All these cycles are connected – remember I said that insulin is a hormone? When insulin levels are too high, the menstrual cycle gets out of whack, because the body doesn’t have time to regulate the high level of insulin AND get the estrogen and progesterone levels right. The cycles inside us and the ones that are part of the larger whole are also connected: as the dark of winter comes, we slow down, we become more introspective. Because society wants “constant”, we label this bad, we call it seasonal affective “disorder”, and we tell people to take drugs or other actions to fix it. What if instead, we just acknowledged that cycle is normal, that things are supposed to fluctuate, and we all just went with the flow?

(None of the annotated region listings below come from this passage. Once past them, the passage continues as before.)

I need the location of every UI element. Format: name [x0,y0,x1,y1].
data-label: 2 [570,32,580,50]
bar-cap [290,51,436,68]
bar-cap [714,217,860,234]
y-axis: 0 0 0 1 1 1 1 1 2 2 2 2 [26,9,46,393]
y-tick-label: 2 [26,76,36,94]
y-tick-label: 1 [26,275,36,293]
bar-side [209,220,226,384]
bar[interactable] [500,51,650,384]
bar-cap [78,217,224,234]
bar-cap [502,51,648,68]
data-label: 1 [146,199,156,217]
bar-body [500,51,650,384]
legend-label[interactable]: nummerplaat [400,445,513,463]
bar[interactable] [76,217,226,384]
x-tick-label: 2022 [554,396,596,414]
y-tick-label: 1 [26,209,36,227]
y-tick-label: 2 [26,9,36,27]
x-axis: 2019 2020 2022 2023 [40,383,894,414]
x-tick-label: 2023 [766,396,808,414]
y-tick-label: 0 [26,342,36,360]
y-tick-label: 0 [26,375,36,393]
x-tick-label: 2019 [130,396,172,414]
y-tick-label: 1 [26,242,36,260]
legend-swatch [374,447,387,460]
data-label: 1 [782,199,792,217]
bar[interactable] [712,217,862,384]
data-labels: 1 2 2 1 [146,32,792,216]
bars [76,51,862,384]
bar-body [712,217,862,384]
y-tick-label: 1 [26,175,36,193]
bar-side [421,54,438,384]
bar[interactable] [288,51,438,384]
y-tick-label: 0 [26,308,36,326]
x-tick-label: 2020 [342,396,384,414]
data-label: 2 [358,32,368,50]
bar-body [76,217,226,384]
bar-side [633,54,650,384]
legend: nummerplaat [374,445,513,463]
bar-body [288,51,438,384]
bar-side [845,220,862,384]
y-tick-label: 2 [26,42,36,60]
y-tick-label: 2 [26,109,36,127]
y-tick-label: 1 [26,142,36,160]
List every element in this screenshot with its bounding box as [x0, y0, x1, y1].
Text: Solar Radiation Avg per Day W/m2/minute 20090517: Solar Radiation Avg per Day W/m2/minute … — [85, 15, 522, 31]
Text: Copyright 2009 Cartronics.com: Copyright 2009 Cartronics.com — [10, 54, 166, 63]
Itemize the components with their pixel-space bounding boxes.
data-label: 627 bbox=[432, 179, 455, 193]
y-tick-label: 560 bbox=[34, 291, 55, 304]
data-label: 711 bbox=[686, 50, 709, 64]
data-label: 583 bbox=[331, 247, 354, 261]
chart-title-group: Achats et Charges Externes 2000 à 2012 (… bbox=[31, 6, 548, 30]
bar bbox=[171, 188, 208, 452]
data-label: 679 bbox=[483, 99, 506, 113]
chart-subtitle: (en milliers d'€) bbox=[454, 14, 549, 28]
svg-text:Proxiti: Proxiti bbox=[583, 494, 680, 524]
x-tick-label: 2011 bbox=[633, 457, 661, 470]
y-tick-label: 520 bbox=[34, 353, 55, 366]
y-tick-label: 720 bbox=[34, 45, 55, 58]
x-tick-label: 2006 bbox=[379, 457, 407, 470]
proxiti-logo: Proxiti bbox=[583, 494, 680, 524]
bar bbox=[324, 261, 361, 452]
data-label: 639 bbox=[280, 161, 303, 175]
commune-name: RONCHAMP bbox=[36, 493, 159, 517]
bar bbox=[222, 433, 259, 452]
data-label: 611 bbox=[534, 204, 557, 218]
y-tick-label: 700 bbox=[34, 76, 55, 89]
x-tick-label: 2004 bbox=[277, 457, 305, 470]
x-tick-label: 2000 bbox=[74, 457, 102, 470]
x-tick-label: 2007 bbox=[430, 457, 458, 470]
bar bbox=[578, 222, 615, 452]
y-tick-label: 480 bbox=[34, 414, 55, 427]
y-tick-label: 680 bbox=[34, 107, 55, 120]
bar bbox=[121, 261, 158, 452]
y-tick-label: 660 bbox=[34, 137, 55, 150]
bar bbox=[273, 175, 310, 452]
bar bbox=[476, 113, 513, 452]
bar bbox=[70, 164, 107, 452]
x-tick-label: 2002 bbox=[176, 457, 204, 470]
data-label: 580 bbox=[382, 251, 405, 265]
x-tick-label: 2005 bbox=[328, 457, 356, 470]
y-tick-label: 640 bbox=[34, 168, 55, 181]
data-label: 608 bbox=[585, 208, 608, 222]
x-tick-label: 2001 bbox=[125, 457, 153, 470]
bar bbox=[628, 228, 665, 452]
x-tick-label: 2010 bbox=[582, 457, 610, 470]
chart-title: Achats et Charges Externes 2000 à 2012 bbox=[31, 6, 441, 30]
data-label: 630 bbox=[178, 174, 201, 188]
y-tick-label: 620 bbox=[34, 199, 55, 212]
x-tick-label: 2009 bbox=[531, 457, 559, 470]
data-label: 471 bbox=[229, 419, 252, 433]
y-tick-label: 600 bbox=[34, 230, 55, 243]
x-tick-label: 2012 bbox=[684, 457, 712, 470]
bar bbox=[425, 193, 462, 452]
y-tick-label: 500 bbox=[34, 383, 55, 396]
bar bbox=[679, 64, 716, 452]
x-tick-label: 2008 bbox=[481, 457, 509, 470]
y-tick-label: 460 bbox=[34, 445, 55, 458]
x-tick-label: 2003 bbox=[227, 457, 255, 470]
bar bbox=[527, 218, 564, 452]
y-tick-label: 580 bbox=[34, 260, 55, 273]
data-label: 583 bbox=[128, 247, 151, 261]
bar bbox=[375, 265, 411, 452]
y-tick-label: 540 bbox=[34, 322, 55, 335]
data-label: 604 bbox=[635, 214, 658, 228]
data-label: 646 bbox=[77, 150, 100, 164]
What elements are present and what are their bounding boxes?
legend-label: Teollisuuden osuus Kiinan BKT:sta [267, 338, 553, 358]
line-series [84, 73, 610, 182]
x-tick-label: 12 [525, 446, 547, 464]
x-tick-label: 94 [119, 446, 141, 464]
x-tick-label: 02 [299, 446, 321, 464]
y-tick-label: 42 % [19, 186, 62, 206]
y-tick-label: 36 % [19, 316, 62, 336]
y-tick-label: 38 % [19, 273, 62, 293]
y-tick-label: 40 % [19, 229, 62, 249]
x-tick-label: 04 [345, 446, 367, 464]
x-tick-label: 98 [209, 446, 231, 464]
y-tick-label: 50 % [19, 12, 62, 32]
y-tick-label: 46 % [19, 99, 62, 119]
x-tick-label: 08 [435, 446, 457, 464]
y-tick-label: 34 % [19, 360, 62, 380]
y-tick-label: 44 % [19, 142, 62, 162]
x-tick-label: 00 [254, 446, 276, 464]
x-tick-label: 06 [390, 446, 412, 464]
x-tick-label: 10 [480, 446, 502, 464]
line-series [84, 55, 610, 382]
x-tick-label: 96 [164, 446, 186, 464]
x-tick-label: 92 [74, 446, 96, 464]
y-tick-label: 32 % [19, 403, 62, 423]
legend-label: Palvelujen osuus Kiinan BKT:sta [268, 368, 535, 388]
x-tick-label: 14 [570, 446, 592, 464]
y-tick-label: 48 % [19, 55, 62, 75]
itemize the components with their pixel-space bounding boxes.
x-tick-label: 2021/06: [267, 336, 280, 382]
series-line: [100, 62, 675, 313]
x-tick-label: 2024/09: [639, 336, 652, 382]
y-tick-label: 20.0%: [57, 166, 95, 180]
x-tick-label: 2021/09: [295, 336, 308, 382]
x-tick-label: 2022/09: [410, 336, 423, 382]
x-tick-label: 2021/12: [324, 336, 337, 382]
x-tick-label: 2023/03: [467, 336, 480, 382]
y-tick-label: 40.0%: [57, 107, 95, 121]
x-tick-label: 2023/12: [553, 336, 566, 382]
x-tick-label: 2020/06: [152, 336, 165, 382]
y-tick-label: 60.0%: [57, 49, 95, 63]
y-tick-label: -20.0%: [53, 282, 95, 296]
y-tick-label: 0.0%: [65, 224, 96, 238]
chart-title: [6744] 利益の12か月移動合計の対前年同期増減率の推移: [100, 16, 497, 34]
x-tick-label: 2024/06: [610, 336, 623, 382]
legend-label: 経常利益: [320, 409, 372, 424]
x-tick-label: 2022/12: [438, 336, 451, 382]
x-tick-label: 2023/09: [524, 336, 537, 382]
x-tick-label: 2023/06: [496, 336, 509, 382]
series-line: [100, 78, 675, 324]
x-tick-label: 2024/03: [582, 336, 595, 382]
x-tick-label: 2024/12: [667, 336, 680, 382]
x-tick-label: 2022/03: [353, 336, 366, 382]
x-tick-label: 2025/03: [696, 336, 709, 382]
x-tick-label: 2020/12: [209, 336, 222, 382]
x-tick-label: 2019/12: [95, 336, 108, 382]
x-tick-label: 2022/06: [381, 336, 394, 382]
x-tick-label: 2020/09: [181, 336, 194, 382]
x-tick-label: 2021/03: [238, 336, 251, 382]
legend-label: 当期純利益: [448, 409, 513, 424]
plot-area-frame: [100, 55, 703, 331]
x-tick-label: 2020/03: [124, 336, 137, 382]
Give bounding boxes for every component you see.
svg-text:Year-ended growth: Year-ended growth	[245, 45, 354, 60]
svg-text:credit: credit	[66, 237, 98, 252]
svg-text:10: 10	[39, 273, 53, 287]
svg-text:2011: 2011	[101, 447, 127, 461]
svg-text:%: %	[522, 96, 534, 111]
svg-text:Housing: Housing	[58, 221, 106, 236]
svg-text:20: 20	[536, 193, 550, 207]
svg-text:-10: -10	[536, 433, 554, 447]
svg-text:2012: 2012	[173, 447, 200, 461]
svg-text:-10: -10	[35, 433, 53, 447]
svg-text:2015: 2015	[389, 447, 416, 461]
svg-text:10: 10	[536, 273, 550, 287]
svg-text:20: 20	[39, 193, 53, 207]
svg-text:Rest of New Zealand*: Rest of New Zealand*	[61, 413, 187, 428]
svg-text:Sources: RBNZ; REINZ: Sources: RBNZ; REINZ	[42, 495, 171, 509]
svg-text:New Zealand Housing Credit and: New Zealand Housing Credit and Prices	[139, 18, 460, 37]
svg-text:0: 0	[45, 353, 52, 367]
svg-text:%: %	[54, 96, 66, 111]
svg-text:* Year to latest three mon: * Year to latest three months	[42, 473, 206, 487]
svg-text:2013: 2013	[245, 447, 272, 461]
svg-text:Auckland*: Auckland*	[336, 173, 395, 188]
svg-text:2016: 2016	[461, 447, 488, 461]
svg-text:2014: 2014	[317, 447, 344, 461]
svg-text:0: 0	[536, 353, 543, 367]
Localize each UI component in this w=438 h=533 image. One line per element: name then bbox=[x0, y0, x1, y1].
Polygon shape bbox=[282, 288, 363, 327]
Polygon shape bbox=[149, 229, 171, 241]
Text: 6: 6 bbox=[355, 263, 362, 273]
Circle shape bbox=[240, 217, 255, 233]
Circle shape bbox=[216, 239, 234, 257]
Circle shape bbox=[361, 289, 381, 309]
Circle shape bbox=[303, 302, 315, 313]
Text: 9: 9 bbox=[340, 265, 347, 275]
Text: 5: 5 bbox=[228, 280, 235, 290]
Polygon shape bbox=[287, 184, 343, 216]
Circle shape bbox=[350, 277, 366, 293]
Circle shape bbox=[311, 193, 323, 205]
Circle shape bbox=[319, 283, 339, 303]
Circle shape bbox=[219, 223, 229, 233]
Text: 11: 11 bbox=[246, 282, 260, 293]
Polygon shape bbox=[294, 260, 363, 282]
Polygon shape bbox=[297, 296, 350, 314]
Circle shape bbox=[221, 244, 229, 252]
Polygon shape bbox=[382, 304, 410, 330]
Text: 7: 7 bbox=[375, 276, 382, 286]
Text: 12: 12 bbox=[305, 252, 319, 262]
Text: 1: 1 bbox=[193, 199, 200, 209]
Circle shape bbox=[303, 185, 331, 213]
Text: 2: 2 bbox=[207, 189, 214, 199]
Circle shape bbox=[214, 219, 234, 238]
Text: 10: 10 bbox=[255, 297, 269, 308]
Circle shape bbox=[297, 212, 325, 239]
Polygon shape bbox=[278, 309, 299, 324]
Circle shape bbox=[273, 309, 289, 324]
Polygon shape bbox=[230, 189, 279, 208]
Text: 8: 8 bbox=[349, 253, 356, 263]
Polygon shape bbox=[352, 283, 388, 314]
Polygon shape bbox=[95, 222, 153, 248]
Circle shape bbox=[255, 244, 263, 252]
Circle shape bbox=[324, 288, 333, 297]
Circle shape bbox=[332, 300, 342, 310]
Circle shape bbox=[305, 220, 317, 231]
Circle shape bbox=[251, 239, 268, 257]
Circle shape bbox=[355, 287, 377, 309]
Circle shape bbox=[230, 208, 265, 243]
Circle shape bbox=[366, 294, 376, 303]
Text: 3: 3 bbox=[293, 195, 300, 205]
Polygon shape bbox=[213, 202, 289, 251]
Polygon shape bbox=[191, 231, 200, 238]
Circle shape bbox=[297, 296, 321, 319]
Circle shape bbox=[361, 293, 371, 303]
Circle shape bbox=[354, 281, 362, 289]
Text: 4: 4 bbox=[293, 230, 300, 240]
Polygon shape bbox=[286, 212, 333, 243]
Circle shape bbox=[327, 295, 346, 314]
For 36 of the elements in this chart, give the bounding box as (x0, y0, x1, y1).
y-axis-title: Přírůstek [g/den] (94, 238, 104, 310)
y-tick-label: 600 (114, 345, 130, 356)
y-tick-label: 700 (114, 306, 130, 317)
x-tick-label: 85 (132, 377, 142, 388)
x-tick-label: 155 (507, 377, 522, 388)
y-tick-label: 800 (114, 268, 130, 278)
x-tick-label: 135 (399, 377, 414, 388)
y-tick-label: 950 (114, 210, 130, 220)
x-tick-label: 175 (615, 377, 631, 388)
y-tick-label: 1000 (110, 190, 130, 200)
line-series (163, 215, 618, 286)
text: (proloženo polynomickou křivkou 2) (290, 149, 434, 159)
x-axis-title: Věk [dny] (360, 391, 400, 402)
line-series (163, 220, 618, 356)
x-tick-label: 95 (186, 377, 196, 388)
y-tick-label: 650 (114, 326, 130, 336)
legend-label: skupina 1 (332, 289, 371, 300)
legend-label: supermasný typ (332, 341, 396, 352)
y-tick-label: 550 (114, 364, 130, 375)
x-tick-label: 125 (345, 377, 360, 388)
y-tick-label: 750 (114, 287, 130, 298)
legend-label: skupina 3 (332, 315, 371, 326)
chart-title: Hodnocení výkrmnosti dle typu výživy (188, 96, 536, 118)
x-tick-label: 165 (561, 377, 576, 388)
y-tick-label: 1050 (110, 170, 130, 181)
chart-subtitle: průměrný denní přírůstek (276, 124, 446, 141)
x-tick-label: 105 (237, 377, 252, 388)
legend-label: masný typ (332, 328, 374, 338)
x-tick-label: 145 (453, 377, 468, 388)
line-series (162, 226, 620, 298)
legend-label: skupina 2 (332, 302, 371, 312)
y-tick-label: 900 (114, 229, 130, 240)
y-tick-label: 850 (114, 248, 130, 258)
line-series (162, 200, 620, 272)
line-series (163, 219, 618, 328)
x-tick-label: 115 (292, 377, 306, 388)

This striving for “constant” – or to use the trendy term, “balance” – it’s not the right goal. We’re all after it like it’s the holy grail, but all we have to do is go back to the ER re-runs to realize: that way lies death. Embrace your fluctuation! When you’re so full of happiness that you’re overflowing, that’s great! When you’re feeling completely empty and drained, feel that too. Enjoy a good meal, and savor feeling sated. And when you begin to feel snacky, wait. Hold off. Don’t be afraid of the fluctuation, don’t reach right away to feed it with constance. Instead, feel it! Savor the feeling of getting hungry as much as you savored the feeling of getting full. And while you’re doing it, remind yourself: the earth is not flat.

2 Comments

  1. Nathalie Ritz on 20 November, 2012 at 9:10 pm

    I really love your “putting things back into perspective” about what constitutes the natural rythmes of our biological life. Most of people’s life style disconnect them from basic bodily needs and functions such as hormones regulation, howewer a need for regulation often involves an element of rythme.
    Your view about hormones functions and interractions offers a perspective that is rather refreshing!
    Your expression illustrates how our basic human nature can be neglected, or worst, condemned at times because it no longer fits well with the rhyme of our social fabric nowadays



  2. Abra Pappa on 8 January, 2013 at 11:59 am

    Katja,
    Thank you so much for writing this. The delivery truck analogy makes so much sense! The most frequent questions/statement I have heard from clients through the years is: “I eat 6 small meals a day, that’s what everyone should be doing right?”
    My response is, “well that is not the right thing for ME to do, I don’t feel great when I eat 6 small meals a day. I feel great when I eat 3 nutrient dense meals per day. Let’s work together and see what’s right for you” Additionally, I have been hard pressed to find many people who are actually consuming 6 SMALL meals. For many people food is such an addictive substance that a “small” meal turns into a rather large meal (but I digress)
    I also feel like this idea of eating constantly is perpetuating the fear of not having food. We are ok with a lot less food then we believe. Going a few hours without eating is OK, you will be OK.